There's no persecutor who can't enter the gate with repentance.
There's no martyr who can't enter the gate “by the blood of the
Lamb and the word of their testimony” (Revelation 12:11).
The
invitation is for skeptics and scoffers, thieves and terrorists,
alcoholics and addicts, politicians and pundits, paratroopers and
pacifists, cheaters and churchgoers and convicts and celebrities.
The invitation goes out to all
sinners from greatest to least, all in need of repentance and
transformation: “Fornicators, idolaters, adulterers, homosexual
offenders, thieves, the greedy, drunkards, revilers, robbers”, and
“this is what some of [us] used to be; but [we] were washed, [we]
were sanctified, [we] were justified in the name of the Lord Jesus
Christ and in the Spirit of our God” (1 Corinthians 6:9-11).
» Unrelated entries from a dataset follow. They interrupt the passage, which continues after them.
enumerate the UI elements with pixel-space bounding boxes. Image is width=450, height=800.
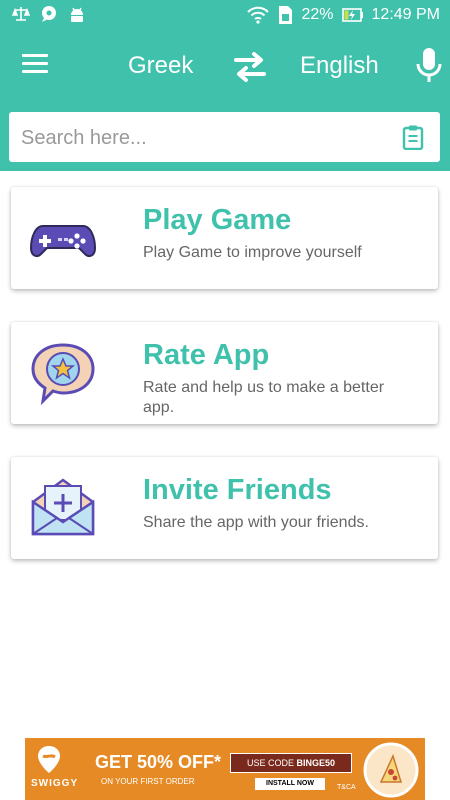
source-language-selector[interactable]: Greek xyxy=(128,52,193,80)
ad-code-box: USE CODE BINGE50 xyxy=(230,753,352,773)
menu-icon-line xyxy=(22,62,48,65)
scale-icon xyxy=(12,7,30,21)
swiggy-logo-icon xyxy=(38,746,60,773)
invite-friends-card[interactable]: Invite Friends Share the app with your f… xyxy=(11,457,438,559)
sim-card-icon xyxy=(279,6,293,24)
ad-code-prefix: USE CODE xyxy=(246,758,294,768)
swap-languages-icon[interactable] xyxy=(232,50,268,84)
card-description: Share the app with your friends. xyxy=(143,514,369,531)
card-title: Invite Friends xyxy=(143,474,332,506)
menu-icon-line xyxy=(22,54,48,57)
ad-headline: GET 50% OFF* xyxy=(95,752,222,772)
microphone-icon[interactable] xyxy=(414,46,444,86)
gamepad-icon xyxy=(29,225,97,257)
battery-charging-icon xyxy=(341,8,363,22)
card-description: Play Game to improve yourself xyxy=(143,244,362,261)
status-bar: 22% 12:49 PM xyxy=(0,0,450,30)
menu-icon-line xyxy=(22,70,48,73)
battery-percent: 22% xyxy=(301,6,334,23)
star-speech-bubble-icon xyxy=(31,343,95,406)
clipboard-icon[interactable] xyxy=(402,124,424,150)
menu-button[interactable] xyxy=(22,54,48,76)
ad-banner[interactable]: SWIGGY GET 50% OFF* ON YOUR FIRST ORDER … xyxy=(25,738,425,800)
card-title: Play Game xyxy=(143,204,292,236)
food-image-icon xyxy=(363,742,419,798)
app-toolbar: Greek English xyxy=(0,30,450,105)
rate-app-card[interactable]: Rate App Rate and help us to make a bett… xyxy=(11,322,438,424)
card-description: Rate and help us to make a better app. xyxy=(143,379,385,416)
target-language-selector[interactable]: English xyxy=(300,52,379,80)
play-game-card[interactable]: Play Game Play Game to improve yourself xyxy=(11,187,438,289)
card-title: Rate App xyxy=(143,339,270,371)
notification-icons xyxy=(12,5,86,23)
wifi-icon xyxy=(247,6,270,24)
envelope-invite-icon xyxy=(31,478,95,536)
ad-subline: ON YOUR FIRST ORDER xyxy=(101,777,195,786)
ad-code: BINGE50 xyxy=(296,758,336,768)
clock: 12:49 PM xyxy=(371,6,440,23)
search-box xyxy=(9,112,440,164)
ad-tc: T&CA xyxy=(337,784,356,791)
ad-install-button[interactable]: INSTALL NOW xyxy=(255,778,325,790)
ad-brand: SWIGGY xyxy=(31,778,79,789)
search-input[interactable] xyxy=(19,112,383,164)
chat-bubble-icon xyxy=(42,6,56,22)
android-icon xyxy=(71,7,83,22)
search-bar xyxy=(0,105,450,171)
status-right: 22% 12:49 PM xyxy=(247,5,440,25)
The
invitation is for the tattooed and pierced, for metalheads and blues
fans and classical music afficionados, for all nations and all social
classes and all ages – the Lord “will make for all
peoples a feast of rich food,
a feast of well-aged wines” (Isaiah 25:6). It really is a “feast
for all peoples”. There's a spot for everyone at the table, when
Christ “will swallow up death forever” (Isaiah 25:8). There's no
cheek too dirty or too privileged for him to touch to tenderly wipe
away our tears. If we want to be involved in the Spirit's work, we have
invitations to extend, to bid all people to the gospel-feast: “The
Spirit and the Bride say, 'Come.' And let everyone who hears say,
'Come.' And let everyone who is thirsty come” (Revelation 22:17).